CAPE CANAVERAL, Fla. -- Carrying fuel, food and other supplies to the International Space Station (ISS), a robot Progress freighter arrived at the frontier outpost Sunday and successfully docked to one end of the complex.

A black and white television view of the ISS from a camera aboard Progress showed the station occupants and flight controllers on the ground how well the vehicle was doing in aligning its crosshairs with a docking target on one end of the outpost.

"Contact and capture," said NASA mission commentator Rob Navias. "A successful three-day rendezvous for the Progress from its launch from the Baikonur Cosmodrome in Kazakhstan."

The unmanned spacecraft -- the seventh in a series of such supply missions to the station -- was lofted into Earth orbit by a Russian Soyuz rocket that blasted off at 3:13 p.m. EST (2013 GMT) Thursday, March 21.

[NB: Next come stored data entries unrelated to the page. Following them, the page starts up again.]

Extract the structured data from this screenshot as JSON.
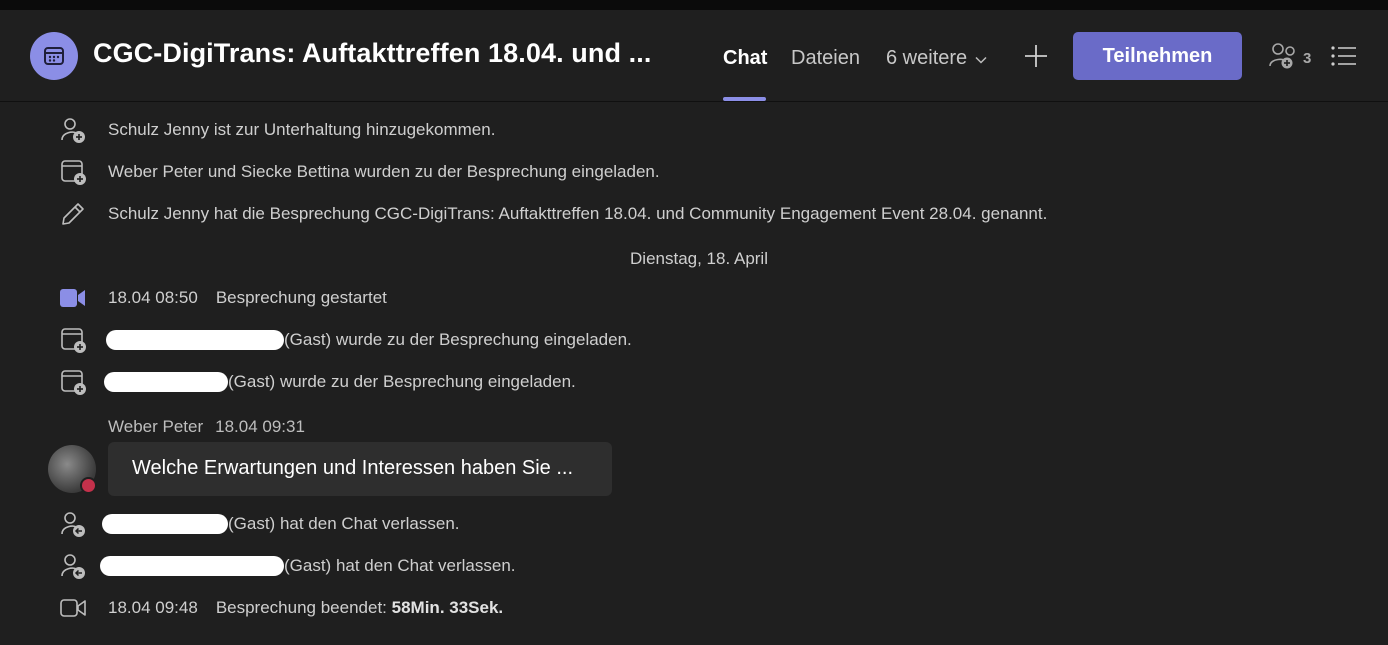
{
  "header": {
    "title": "CGC-DigiTrans: Auftakttreffen 18.04. und ...",
    "tabs": {
      "chat": "Chat",
      "files": "Dateien",
      "more": "6 weitere"
    },
    "join_label": "Teilnehmen",
    "participant_count": "3",
    "accent_color": "#8b8ee6"
  },
  "events": [
    {
      "icon": "person-add-icon",
      "text": "Schulz Jenny ist zur Unterhaltung hinzugekommen."
    },
    {
      "icon": "calendar-add-icon",
      "text": "Weber Peter und Siecke Bettina wurden zu der Besprechung eingeladen."
    },
    {
      "icon": "pencil-icon",
      "text": "Schulz Jenny hat die Besprechung CGC-DigiTrans: Auftakttreffen 18.04. und Community Engagement Event 28.04. genannt."
    }
  ],
  "date_divider": "Dienstag, 18. April",
  "meeting_started": {
    "time": "18.04 08:50",
    "text": "Besprechung gestartet"
  },
  "invites": [
    {
      "text": "(Gast) wurde zu der Besprechung eingeladen."
    },
    {
      "text": "(Gast) wurde zu der Besprechung eingeladen."
    }
  ],
  "message": {
    "sender": "Weber Peter",
    "time": "18.04 09:31",
    "text": "Welche Erwartungen und Interessen haben Sie ..."
  },
  "leaves": [
    {
      "text": "(Gast) hat den Chat verlassen."
    },
    {
      "text": "(Gast) hat den Chat verlassen."
    }
  ],
  "meeting_ended": {
    "time": "18.04 09:48",
    "text": "Besprechung beendet:",
    "duration": "58Min. 33Sek."
  }
}
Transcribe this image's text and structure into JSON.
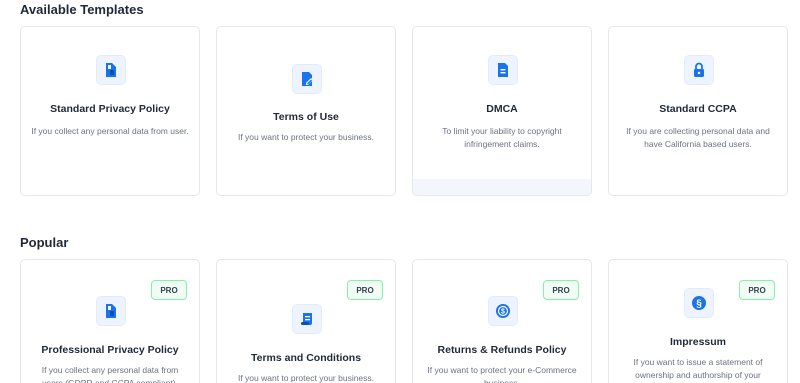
{
  "sections": {
    "available_title": "Available Templates",
    "popular_title": "Popular"
  },
  "available": [
    {
      "title": "Standard Privacy Policy",
      "desc": "If you collect any personal data from user.",
      "icon": "privacy-doc-icon"
    },
    {
      "title": "Terms of Use",
      "desc": "If you want to protect your business.",
      "icon": "document-pen-icon"
    },
    {
      "title": "DMCA",
      "desc": "To limit your liability to copyright infringement claims.",
      "icon": "document-lines-icon"
    },
    {
      "title": "Standard CCPA",
      "desc": "If you are collecting personal data and have California based users.",
      "icon": "lock-icon"
    }
  ],
  "popular": [
    {
      "title": "Professional Privacy Policy",
      "desc": "If you collect any personal data from users (GDPR and CCPA compliant).",
      "badge": "PRO",
      "icon": "privacy-doc-icon"
    },
    {
      "title": "Terms and Conditions",
      "desc": "If you want to protect your business.",
      "badge": "PRO",
      "icon": "scroll-icon"
    },
    {
      "title": "Returns & Refunds Policy",
      "desc": "If you want to protect your e-Commerce business.",
      "badge": "PRO",
      "icon": "refund-icon"
    },
    {
      "title": "Impressum",
      "desc": "If you want to issue a statement of ownership and authorship of your website.",
      "badge": "PRO",
      "icon": "section-sign-icon"
    }
  ],
  "colors": {
    "accent": "#1a73e8",
    "icon_bg": "#eef4ff",
    "pro_border": "#86efac",
    "pro_bg": "#f0fdf4"
  }
}
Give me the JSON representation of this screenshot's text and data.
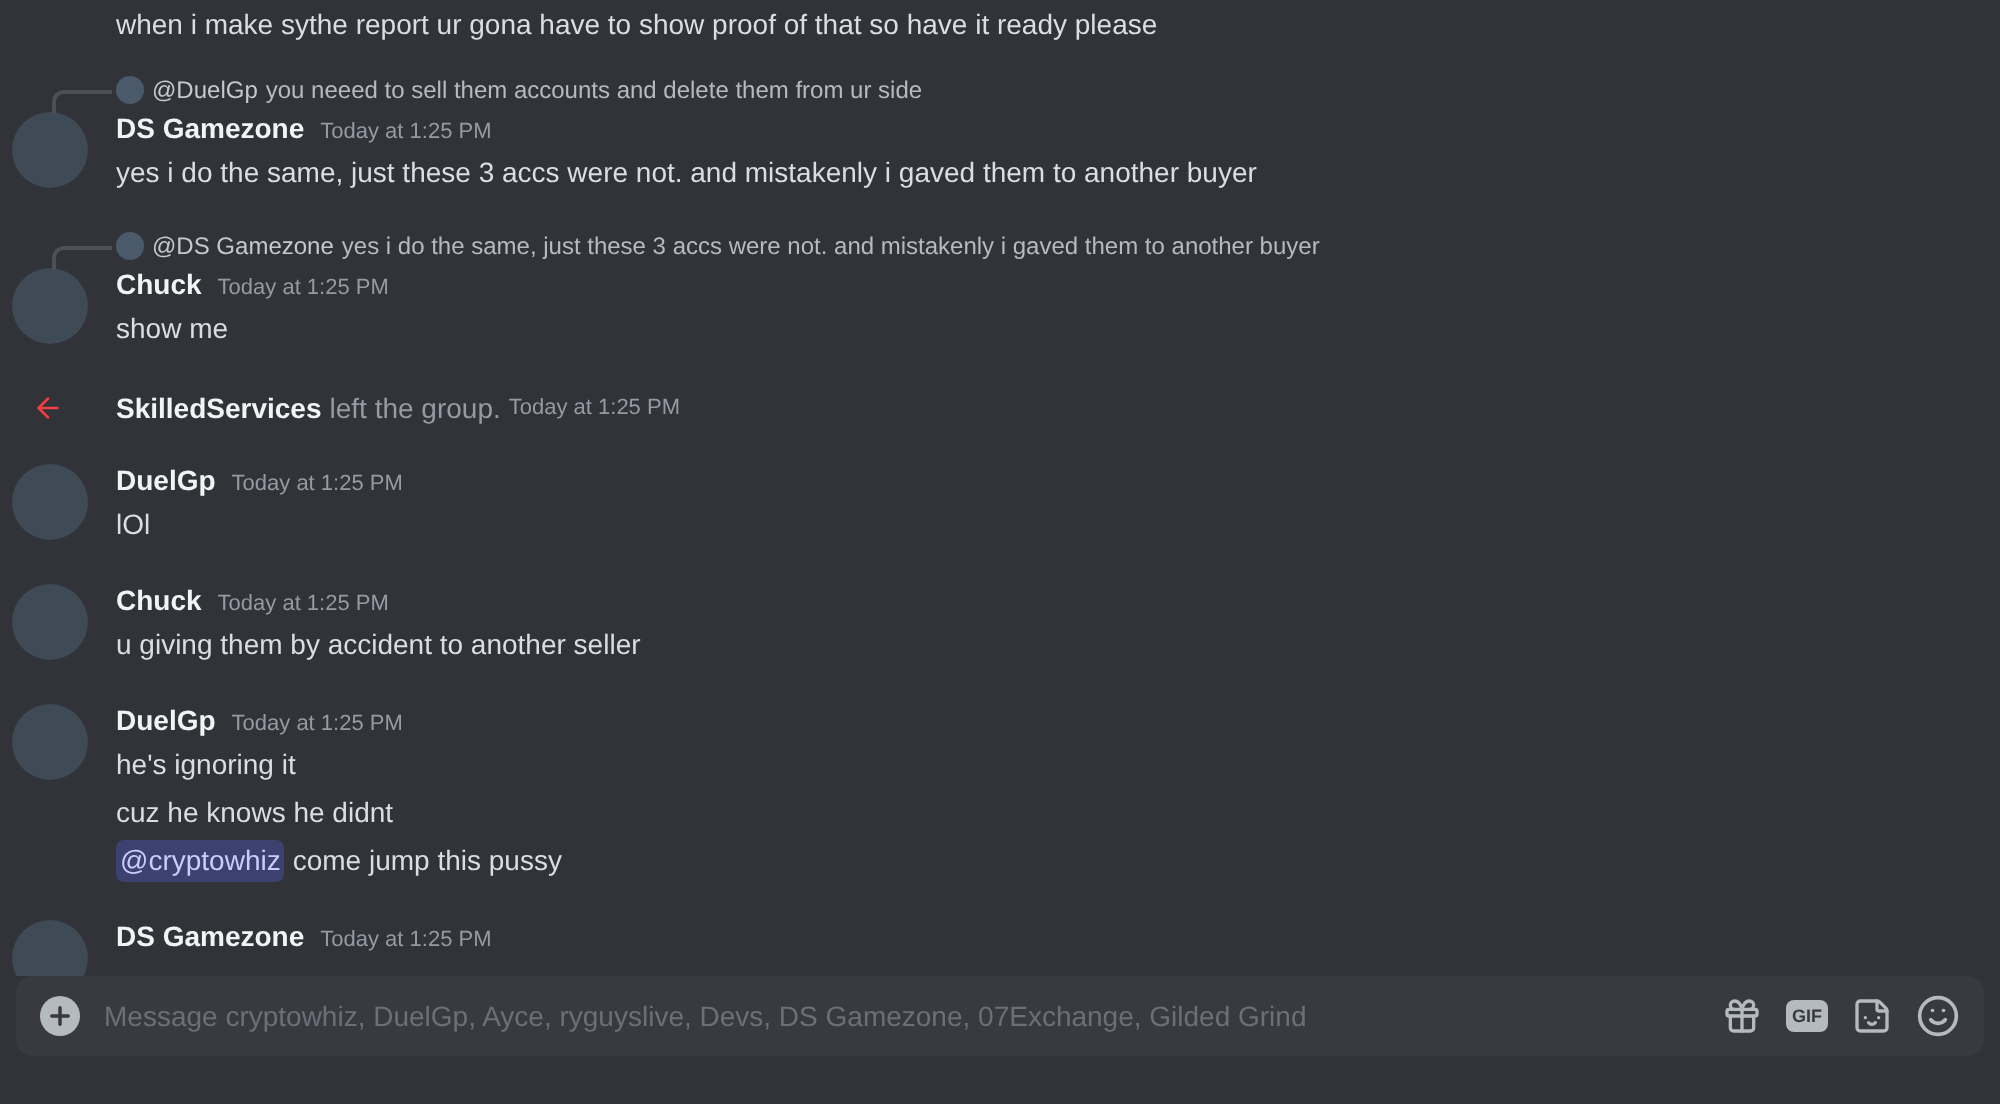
{
  "messages": [
    {
      "kind": "continuation",
      "lines": [
        {
          "text": "when i make sythe report ur gona have to show proof of that so have it ready please"
        }
      ]
    },
    {
      "kind": "message",
      "reply": {
        "author": "@DuelGp",
        "text": "you neeed to sell them accounts and delete them from ur side"
      },
      "author": "DS Gamezone",
      "time": "Today at 1:25 PM",
      "lines": [
        {
          "text": "yes i do the same, just these 3 accs were not. and mistakenly i gaved them to another buyer"
        }
      ]
    },
    {
      "kind": "message",
      "reply": {
        "author": "@DS Gamezone",
        "text": "yes i do the same, just these 3 accs were not. and mistakenly i gaved them to another buyer"
      },
      "author": "Chuck",
      "time": "Today at 1:25 PM",
      "lines": [
        {
          "text": "show me"
        }
      ]
    },
    {
      "kind": "system",
      "author": "SkilledServices",
      "text": "left the group.",
      "time": "Today at 1:25 PM"
    },
    {
      "kind": "message",
      "author": "DuelGp",
      "time": "Today at 1:25 PM",
      "lines": [
        {
          "text": "lOl"
        }
      ]
    },
    {
      "kind": "message",
      "author": "Chuck",
      "time": "Today at 1:25 PM",
      "lines": [
        {
          "text": "u giving them by accident to another seller"
        }
      ]
    },
    {
      "kind": "message",
      "author": "DuelGp",
      "time": "Today at 1:25 PM",
      "lines": [
        {
          "text": "he's ignoring it"
        },
        {
          "text": "cuz he knows he didnt"
        },
        {
          "mention": "@cryptowhiz",
          "text": "come jump this pussy"
        }
      ]
    },
    {
      "kind": "message",
      "author": "DS Gamezone",
      "time": "Today at 1:25 PM"
    }
  ],
  "composer": {
    "placeholder": "Message cryptowhiz, DuelGp, Ayce, ryguyslive, Devs, DS Gamezone, 07Exchange, Gilded Grind",
    "gif_label": "GIF"
  }
}
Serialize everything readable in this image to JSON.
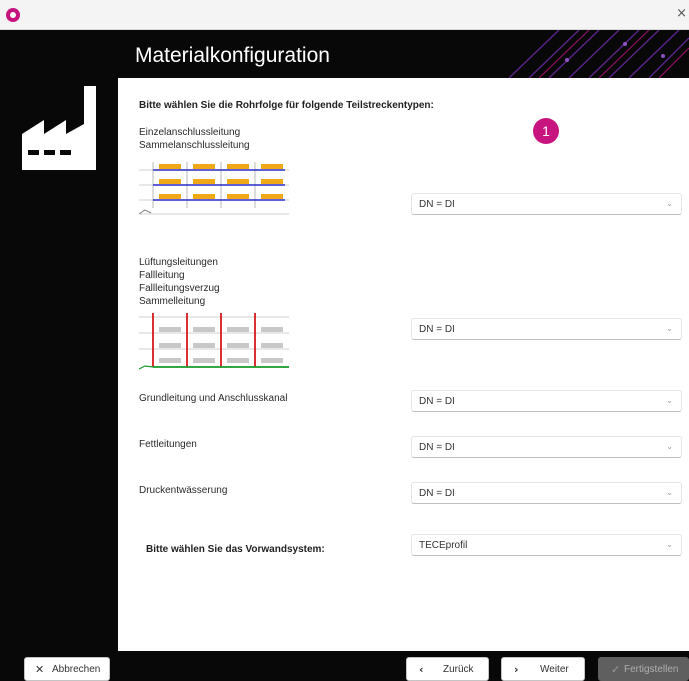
{
  "window": {
    "close_glyph": "×"
  },
  "header": {
    "title": "Materialkonfiguration"
  },
  "panel": {
    "heading": "Bitte wählen Sie die Rohrfolge für folgende Teilstreckentypen:",
    "badge": "1",
    "sections": [
      {
        "lines": [
          "Einzelanschlussleitung",
          "Sammelanschlussleitung"
        ],
        "dropdown_value": "DN = DI"
      },
      {
        "lines": [
          "Lüftungsleitungen",
          "Fallleitung",
          "Fallleitungsverzug",
          "Sammelleitung"
        ],
        "dropdown_value": "DN = DI"
      },
      {
        "lines": [
          "Grundleitung und Anschlusskanal"
        ],
        "dropdown_value": "DN = DI"
      },
      {
        "lines": [
          "Fettleitungen"
        ],
        "dropdown_value": "DN = DI"
      },
      {
        "lines": [
          "Druckentwässerung"
        ],
        "dropdown_value": "DN = DI"
      }
    ],
    "vorwand": {
      "label": "Bitte wählen Sie das Vorwandsystem:",
      "value": "TECEprofil"
    }
  },
  "footer": {
    "cancel_label": "Abbrechen",
    "back_label": "Zurück",
    "next_label": "Weiter",
    "finish_label": "Fertigstellen"
  },
  "colors": {
    "accent": "#c8147e",
    "frame": "#080808",
    "disabled_button": "#5f5f5f"
  },
  "icons": {
    "app": "app-logo-icon",
    "close": "close-icon",
    "factory": "factory-icon",
    "dropdown": "chevron-down-icon",
    "cancel": "x-icon",
    "back": "chevron-left-icon",
    "next": "chevron-right-icon",
    "finish": "check-icon"
  }
}
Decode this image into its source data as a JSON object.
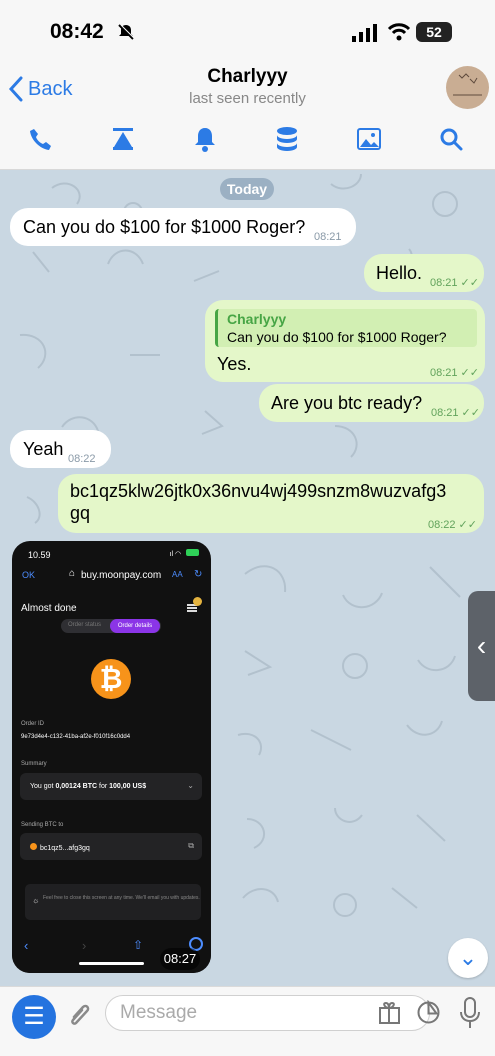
{
  "status_bar": {
    "time": "08:42",
    "battery": "52"
  },
  "header": {
    "back_label": "Back",
    "title": "Charlyyy",
    "subtitle": "last seen recently",
    "icons": [
      "phone-icon",
      "pin-icon",
      "bell-icon",
      "database-icon",
      "image-icon",
      "search-icon"
    ]
  },
  "chat": {
    "date_label": "Today",
    "messages": [
      {
        "direction": "incoming",
        "text": "Can you do $100 for $1000 Roger?",
        "time": "08:21"
      },
      {
        "direction": "outgoing",
        "text": "Hello.",
        "time": "08:21",
        "ticks": "✓✓"
      },
      {
        "direction": "outgoing",
        "reply_name": "Charlyyy",
        "reply_text": "Can you do $100 for $1000 Roger?",
        "text": "Yes.",
        "time": "08:21",
        "ticks": "✓✓"
      },
      {
        "direction": "outgoing",
        "text": "Are you btc ready?",
        "time": "08:21",
        "ticks": "✓✓"
      },
      {
        "direction": "incoming",
        "text": "Yeah",
        "time": "08:22"
      },
      {
        "direction": "outgoing",
        "text_line1": "bc1qz5klw26jtk0x36nvu4wj499snzm8wuzvafg3",
        "text_line2": "gq",
        "time": "08:22",
        "ticks": "✓✓"
      }
    ],
    "screenshot": {
      "time": "10.59",
      "ok": "OK",
      "url": "buy.moonpay.com",
      "aa": "AA",
      "title": "Almost done",
      "tab_status": "Order status",
      "tab_details": "Order details",
      "order_label": "Order ID",
      "order_id": "9e73d4e4-c132-41ba-af2e-f010f16c0dd4",
      "summary_label": "Summary",
      "summary_prefix": "You got ",
      "summary_amount": "0,00124 BTC",
      "summary_mid": " for ",
      "summary_price": "100,00 US$",
      "sending_label": "Sending BTC to",
      "address": "bc1qz5...afg3gq",
      "info": "Feel free to close this screen at any time. We'll email you with updates.",
      "media_time": "08:27"
    }
  },
  "input_bar": {
    "placeholder": "Message"
  },
  "colors": {
    "accent": "#2c7be5",
    "outgoing_bubble": "#e4f7c9",
    "incoming_bubble": "#ffffff",
    "chat_background": "#c9d7e2"
  }
}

Normally a Progress vehicle takes two days to fly its carefully orchestrated approach to the space station, but this time it took three. The reason: Russian mission controllers wanted time to test three new devices that were installed on the Progress to measure changes in speed, Navias said.

Current station commander Yuri Onufrienko watched from inside the Zvezda service module during Progress' final approach, ready to take manual control of the normally automated operation if anything went wrong.

Nothing did and the Progress spacecraft pulled up to a station docking port at 3:58 p.m. EST (2058 GMT), as the multi-nation research laboratory cruised in darkness some 240 miles (386 kilometers) above Central Asia.

Within a few minutes a series of latches and hooks closed and firmly locked Progress to the end of Zvezda, creating an air-tight seal between the two ship's hatches, which were scheduled to be opened about three hours later.

Inside the cargo carrier is several tons of equipment and supplies for the Expedition Four crew -- which includes Onufrienko and U.S. astronauts Dan Bursch and Carl Walz -- as well as the Expedition Five crew that is to be launched toward the station on May 31.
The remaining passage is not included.